Sunday, April 15, 2018

alone in the night










Hey there,

I don't know when you'll get this or how long this will take to reach you. To be honest, I don't even know where you are right now. People move so fast, they move around so much these days. I have a question: do you ever find yourself out late at night, listening to music, just walking aimlessly - no one to meet, no place to be? I suppose it's dangerous nowadays, to be alone like that.

When the sun sets, the city seems like a different place. Some nights are so still, so quiet, you become conscious of how much space there is, above you, beside you. You begin to understand on an emotional level all the implications of the word 'void'. You begin to feel extremely small. I think it's because we're used to being surrounded in public - we expect to have people constantly near and around us - so to be out at night is to find yourself alone when you're not expecting to be. Alone in the night, you are liable to find that your familiar places now house constellations of memories, a galaxy of silence, a new identity.

Where I'm from the nights are quiet. The streets are wide and empty. The stores have lights out front that glow like a tired person's smile. If it's April there's a bridge in the park with water flowing underneath, and a cool breeze will come from nowhere to kiss your cheek. The branches are bare and withered. They hang overhead like bony beggar's palms, reaching, not daring to touch, asking, not expecting to receive.

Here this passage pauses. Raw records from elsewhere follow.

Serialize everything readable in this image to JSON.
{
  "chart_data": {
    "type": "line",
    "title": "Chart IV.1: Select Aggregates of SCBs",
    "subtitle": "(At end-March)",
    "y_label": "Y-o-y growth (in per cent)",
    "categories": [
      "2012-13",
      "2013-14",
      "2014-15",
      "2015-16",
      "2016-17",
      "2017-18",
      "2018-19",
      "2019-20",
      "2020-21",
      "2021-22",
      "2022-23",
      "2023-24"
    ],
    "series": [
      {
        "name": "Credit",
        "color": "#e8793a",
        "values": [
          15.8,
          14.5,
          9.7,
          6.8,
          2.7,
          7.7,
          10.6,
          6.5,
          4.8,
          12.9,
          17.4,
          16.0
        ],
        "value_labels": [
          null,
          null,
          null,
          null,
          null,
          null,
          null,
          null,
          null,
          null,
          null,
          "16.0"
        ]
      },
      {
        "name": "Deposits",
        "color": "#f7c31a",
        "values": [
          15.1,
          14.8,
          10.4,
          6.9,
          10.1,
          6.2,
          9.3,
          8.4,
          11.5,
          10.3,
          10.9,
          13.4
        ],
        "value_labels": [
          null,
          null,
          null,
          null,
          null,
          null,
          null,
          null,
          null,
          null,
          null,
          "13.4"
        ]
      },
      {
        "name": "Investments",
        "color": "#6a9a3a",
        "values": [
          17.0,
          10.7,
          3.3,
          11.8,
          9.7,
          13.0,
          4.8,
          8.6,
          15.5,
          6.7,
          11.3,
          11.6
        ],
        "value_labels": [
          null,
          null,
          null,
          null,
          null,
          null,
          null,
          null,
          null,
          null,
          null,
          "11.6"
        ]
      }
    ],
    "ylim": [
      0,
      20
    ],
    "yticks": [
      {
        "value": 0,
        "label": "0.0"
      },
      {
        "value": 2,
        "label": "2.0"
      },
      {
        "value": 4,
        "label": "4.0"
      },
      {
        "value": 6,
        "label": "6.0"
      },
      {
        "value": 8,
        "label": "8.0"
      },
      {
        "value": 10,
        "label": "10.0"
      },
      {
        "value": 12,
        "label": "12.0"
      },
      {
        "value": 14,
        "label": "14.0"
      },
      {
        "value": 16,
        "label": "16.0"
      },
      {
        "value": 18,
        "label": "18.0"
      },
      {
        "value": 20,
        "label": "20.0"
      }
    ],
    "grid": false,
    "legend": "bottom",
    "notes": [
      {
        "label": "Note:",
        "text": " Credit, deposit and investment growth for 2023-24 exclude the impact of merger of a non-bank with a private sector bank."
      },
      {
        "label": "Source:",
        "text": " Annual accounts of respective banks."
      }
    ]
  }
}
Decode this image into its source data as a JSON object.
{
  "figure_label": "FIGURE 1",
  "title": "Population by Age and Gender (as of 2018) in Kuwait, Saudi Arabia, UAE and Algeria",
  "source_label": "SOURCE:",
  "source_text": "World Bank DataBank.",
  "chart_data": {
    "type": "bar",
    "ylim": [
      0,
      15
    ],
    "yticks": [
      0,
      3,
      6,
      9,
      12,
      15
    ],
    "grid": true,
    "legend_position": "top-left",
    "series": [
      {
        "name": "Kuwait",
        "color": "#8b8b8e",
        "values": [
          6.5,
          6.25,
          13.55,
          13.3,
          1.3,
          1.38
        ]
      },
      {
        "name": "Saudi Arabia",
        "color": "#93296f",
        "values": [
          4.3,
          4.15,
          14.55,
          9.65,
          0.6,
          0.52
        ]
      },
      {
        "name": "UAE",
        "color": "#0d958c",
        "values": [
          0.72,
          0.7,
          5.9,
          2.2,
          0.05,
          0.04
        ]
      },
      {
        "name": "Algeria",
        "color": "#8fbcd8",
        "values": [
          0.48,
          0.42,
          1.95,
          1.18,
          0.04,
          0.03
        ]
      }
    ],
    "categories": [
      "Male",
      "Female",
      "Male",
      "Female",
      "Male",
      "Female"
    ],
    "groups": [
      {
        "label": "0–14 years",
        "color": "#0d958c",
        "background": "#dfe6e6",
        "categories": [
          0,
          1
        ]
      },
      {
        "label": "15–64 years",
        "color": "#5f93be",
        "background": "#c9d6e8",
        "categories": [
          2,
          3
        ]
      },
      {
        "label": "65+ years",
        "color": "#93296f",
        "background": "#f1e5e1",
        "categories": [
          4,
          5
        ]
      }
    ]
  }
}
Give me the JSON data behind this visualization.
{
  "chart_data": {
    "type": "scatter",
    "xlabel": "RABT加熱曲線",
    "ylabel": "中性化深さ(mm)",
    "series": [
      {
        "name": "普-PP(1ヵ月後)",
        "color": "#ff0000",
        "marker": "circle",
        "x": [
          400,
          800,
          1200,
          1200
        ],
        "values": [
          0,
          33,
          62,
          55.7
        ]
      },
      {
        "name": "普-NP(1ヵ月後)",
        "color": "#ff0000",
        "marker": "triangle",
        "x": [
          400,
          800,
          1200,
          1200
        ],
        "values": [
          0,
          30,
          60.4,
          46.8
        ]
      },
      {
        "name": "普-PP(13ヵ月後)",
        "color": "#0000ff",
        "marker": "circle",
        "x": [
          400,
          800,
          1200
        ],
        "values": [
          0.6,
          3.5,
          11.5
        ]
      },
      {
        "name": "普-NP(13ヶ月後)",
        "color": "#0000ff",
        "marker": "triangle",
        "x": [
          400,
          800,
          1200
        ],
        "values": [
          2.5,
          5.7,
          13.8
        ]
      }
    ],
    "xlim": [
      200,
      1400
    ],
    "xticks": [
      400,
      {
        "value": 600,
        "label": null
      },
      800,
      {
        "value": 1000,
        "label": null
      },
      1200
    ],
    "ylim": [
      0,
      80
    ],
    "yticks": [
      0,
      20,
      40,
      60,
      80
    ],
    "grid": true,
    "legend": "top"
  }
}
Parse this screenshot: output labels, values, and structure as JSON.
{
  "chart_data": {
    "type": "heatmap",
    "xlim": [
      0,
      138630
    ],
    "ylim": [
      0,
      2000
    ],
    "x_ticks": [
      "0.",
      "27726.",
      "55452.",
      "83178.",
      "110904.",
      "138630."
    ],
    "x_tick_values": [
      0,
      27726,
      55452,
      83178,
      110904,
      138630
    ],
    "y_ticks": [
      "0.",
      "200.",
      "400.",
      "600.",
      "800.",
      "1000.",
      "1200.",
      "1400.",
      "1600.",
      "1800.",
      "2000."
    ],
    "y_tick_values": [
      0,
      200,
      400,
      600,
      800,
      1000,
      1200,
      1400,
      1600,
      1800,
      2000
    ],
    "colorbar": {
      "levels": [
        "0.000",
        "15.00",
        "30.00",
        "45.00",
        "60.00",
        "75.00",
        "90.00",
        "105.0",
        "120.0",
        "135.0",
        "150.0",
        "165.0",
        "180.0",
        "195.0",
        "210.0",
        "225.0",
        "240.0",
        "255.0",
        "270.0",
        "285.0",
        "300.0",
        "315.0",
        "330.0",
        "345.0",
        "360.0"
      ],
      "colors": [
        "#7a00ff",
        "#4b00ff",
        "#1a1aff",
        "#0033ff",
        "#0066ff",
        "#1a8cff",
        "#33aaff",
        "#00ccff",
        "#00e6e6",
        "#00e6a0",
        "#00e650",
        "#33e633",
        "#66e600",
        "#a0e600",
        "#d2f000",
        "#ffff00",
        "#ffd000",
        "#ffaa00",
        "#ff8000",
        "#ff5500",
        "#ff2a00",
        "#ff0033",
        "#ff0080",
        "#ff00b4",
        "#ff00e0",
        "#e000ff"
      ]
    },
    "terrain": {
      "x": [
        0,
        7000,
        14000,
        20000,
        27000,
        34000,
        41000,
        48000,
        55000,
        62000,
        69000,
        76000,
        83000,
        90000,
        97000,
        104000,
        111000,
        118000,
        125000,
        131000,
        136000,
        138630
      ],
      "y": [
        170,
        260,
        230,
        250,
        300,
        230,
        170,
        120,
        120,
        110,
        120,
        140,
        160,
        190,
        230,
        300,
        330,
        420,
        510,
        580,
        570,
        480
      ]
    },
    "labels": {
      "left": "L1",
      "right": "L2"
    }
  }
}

Are your nights like this too? Can you feel the April wind against your cheek? Can you hear the train carriages rattle like great metal skeletons in the distance?

I wrote this song thinking of you. Thinking maybe one night, you'll be out walking, listening to music - with no one to meet, nowhere to be - and if you are, maybe this song will come on. And when it does, maybe you'll feel the wind against your cheek and hear the trains in the distance and look up at the same night sky as me and see a lost universe hiding in small spaces. Maybe you'll find the cosmos in shop signs and streetlights, in the way the wind kisses your face, maybe on a page.

I hope you find this. I hope this helps you feel less alone in the night. Who knows - maybe someone else out there feels this way too.